Alan Lee, founder of EcoSolargy, a southern California solar manufacturer that has moved into project development since 2011, said lower prices obviously mean that the programme gets way more value for money.

"CSI was a great programme and really kick started the market in California," he said. "But programme developers must have had a fortune-telling ability. Years ago, it was designed as a step-down programme, which started out with rebates in the $2.50-$3.50 range that fell to 20c - how did they know the price of solar was going to drop?"

In 2007, an average residential system of around 3kW could have cost in the region of $30,000 and would earn a rebate of $7,500, he said. But the equivalent system would now cost around $10,000 and earn a $600 rebate.

"The price tag has reduced way faster than the system had in mind," he said. "When costs drop people start buying – the decline in price has really sped up the pace of people going solar."

Latest statistics show current CSI installations at 1,530MW. Clearly, California's solar industry does not want to lose its momentum – so what's next?

Legislation for community solar is likely to pick up this year with economic benefits that extend well beyond the balance sheets for developers.

A new report released by the Vote Solar initiative last week claimed that the advantage of California's "shared renewables" bills, SB43 and AB1014 would create demand for a further 1,500MW, add 12,700 jobs (to the already existing 43,000 jobs), raise $130 million in tax revenue and generate $4.3 billion in economic activity.

Susannah Churchill, California policy advocate for Vote Solar, said: “By connecting more Californians with the clean energy they want, shared renewable energy programmes can unleash significant new private investment in the state’s growing solar economy. Add the proven environmental, public health, and energy bill saving benefits of more local clean energy, and it’s clear that this is an idea whose time has come."

Assembly member Das Williams (D-Santa Barbara) said: “Solar energy is no longer the wave of the future – it is the reality now. We have an opportunity with these bills to dramatically expand our use of renewable energies, create thousands of new jobs and generate tax revenues, all in the greenest way possible.”

California this year posted a milestone 1GW in customer-generated PV capacity. But approximately 75% of Californians are unable to install renewable energy on their own properties. SB43/AB1014 would offer residential renters, commercial customers and those perhaps with other barriers such as shaded roofs to purchase solar energy from an off-site system.

Senator Lois Wolk (D-Davis) who introduced SB43 said: “Three out of four Californians are currently unable to take advantage of renewable energy through the state’s renewable power programmes. They pay into programmes to support renewable energy, yet can’t install their own power generation system for a variety of reasons. SB 43 rectifies this inequity."

Lee said that California's industry will probably survive the wind down of the CSI, but the 30% investment tax credit would keep the industry going until 2016.
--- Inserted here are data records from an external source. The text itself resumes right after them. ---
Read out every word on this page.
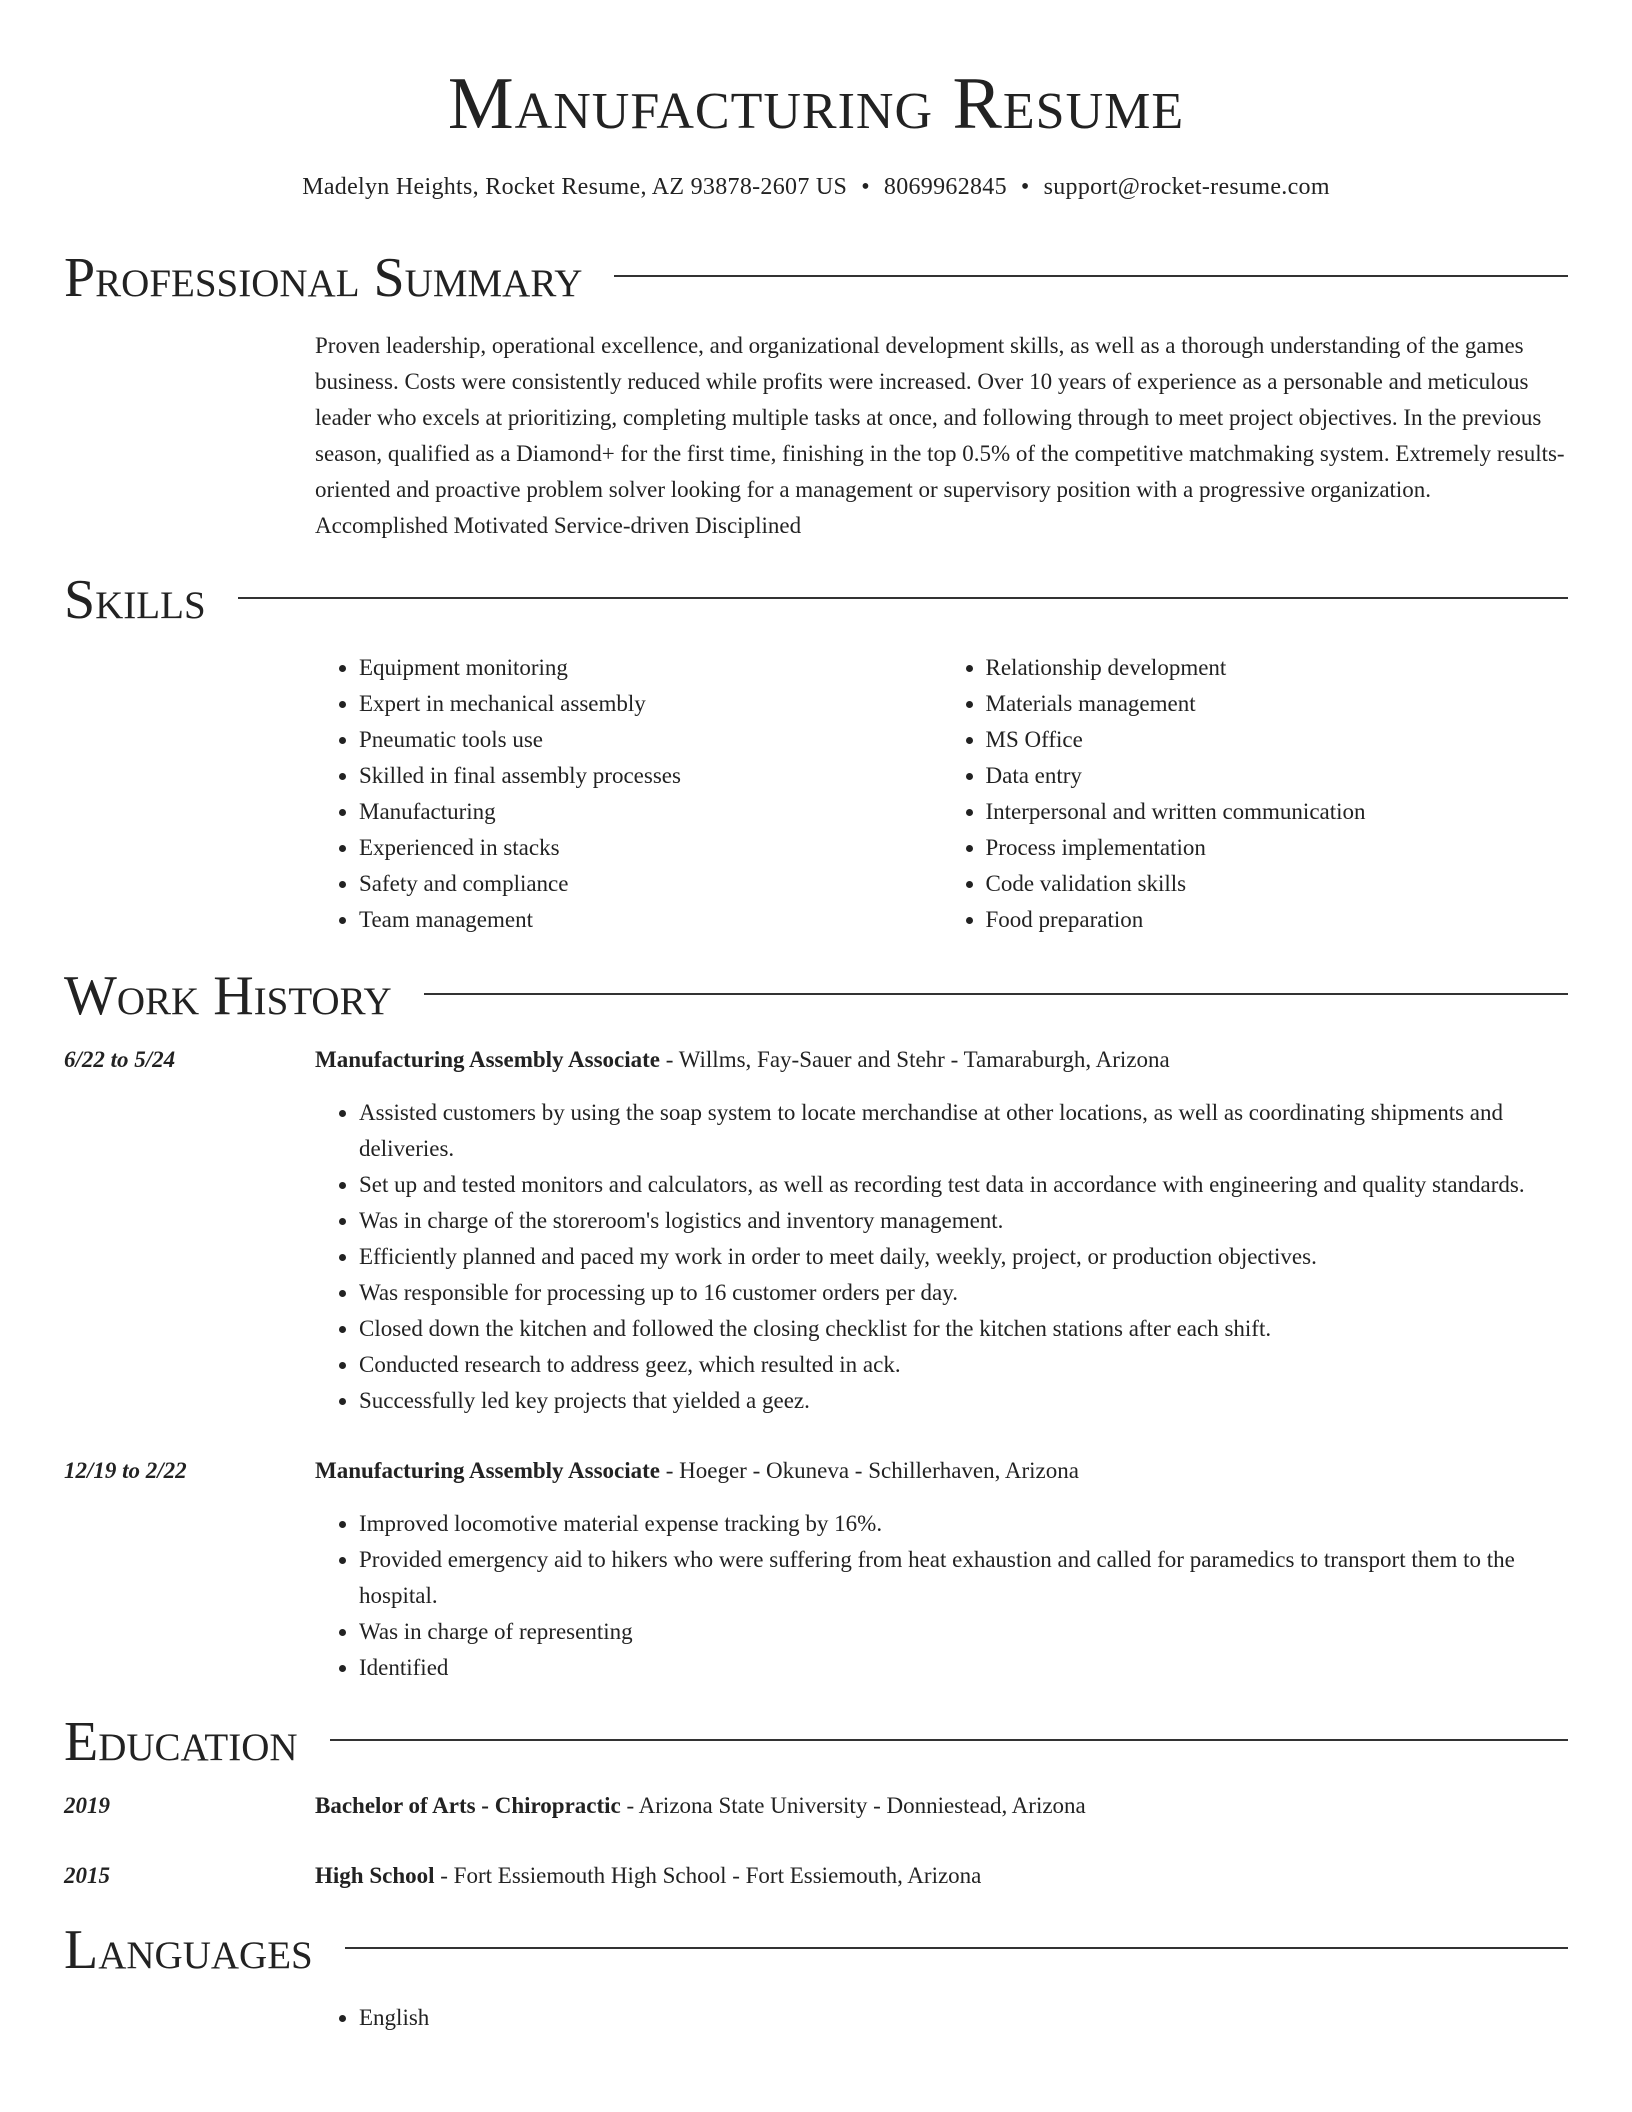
Manufacturing Resume
Madelyn Heights, Rocket Resume, AZ 93878-2607 US • 8069962845 • support@rocket-resume.com
Professional Summary
Proven leadership, operational excellence, and organizational development skills, as well as a thorough understanding of the games business. Costs were consistently reduced while profits were increased. Over 10 years of experience as a personable and meticulous leader who excels at prioritizing, completing multiple tasks at once, and following through to meet project objectives. In the previous season, qualified as a Diamond+ for the first time, finishing in the top 0.5% of the competitive matchmaking system. Extremely results-oriented and proactive problem solver looking for a management or supervisory position with a progressive organization. Accomplished Motivated Service-driven Disciplined
Skills
• Equipment monitoring
• Expert in mechanical assembly
• Pneumatic tools use
• Skilled in final assembly processes
• Manufacturing
• Experienced in stacks
• Safety and compliance
• Team management
• Relationship development
• Materials management
• MS Office
• Data entry
• Interpersonal and written communication
• Process implementation
• Code validation skills
• Food preparation
Work History
6/22 to 5/24	Manufacturing Assembly Associate - Willms, Fay-Sauer and Stehr - Tamaraburgh, Arizona
• Assisted customers by using the soap system to locate merchandise at other locations, as well as coordinating shipments and deliveries.
• Set up and tested monitors and calculators, as well as recording test data in accordance with engineering and quality standards.
• Was in charge of the storeroom's logistics and inventory management.
• Efficiently planned and paced my work in order to meet daily, weekly, project, or production objectives.
• Was responsible for processing up to 16 customer orders per day.
• Closed down the kitchen and followed the closing checklist for the kitchen stations after each shift.
• Conducted research to address geez, which resulted in ack.
• Successfully led key projects that yielded a geez.
12/19 to 2/22	Manufacturing Assembly Associate - Hoeger - Okuneva - Schillerhaven, Arizona
• Improved locomotive material expense tracking by 16%.
• Provided emergency aid to hikers who were suffering from heat exhaustion and called for paramedics to transport them to the hospital.
• Was in charge of representing
• Identified
Education
2019	Bachelor of Arts - Chiropractic - Arizona State University - Donniestead, Arizona
2015	High School - Fort Essiemouth High School - Fort Essiemouth, Arizona
Languages
• English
"The momentum behind the solar industry is strong enough that it will carry on the momentum even without the CSI. That said, any other incentives from Sacramento are only going to be a big plus, a big push forward. It doesn't matter if today we're talking about a higher RPS, feed-in tariff or an extension to the CSI; any of that is going to greatly help with the California effort in going solar.

"Do we need it? Not necessarily. But will we like it? Of course we will!"

By 2016, it's still not clear whether the industry will be mature enough to stand on its own two feet without subsidies.

"Ultimately a big driving factor of solar is still government incentives," Lee said. "The 30% ITC is still a huge driving force in the industry. I can't say that California has reached maturation because without the 30% ITC, the growth of solar would hit a big road-block. But thankfully we'll have it for a few more years even without state programmes. We're still OK."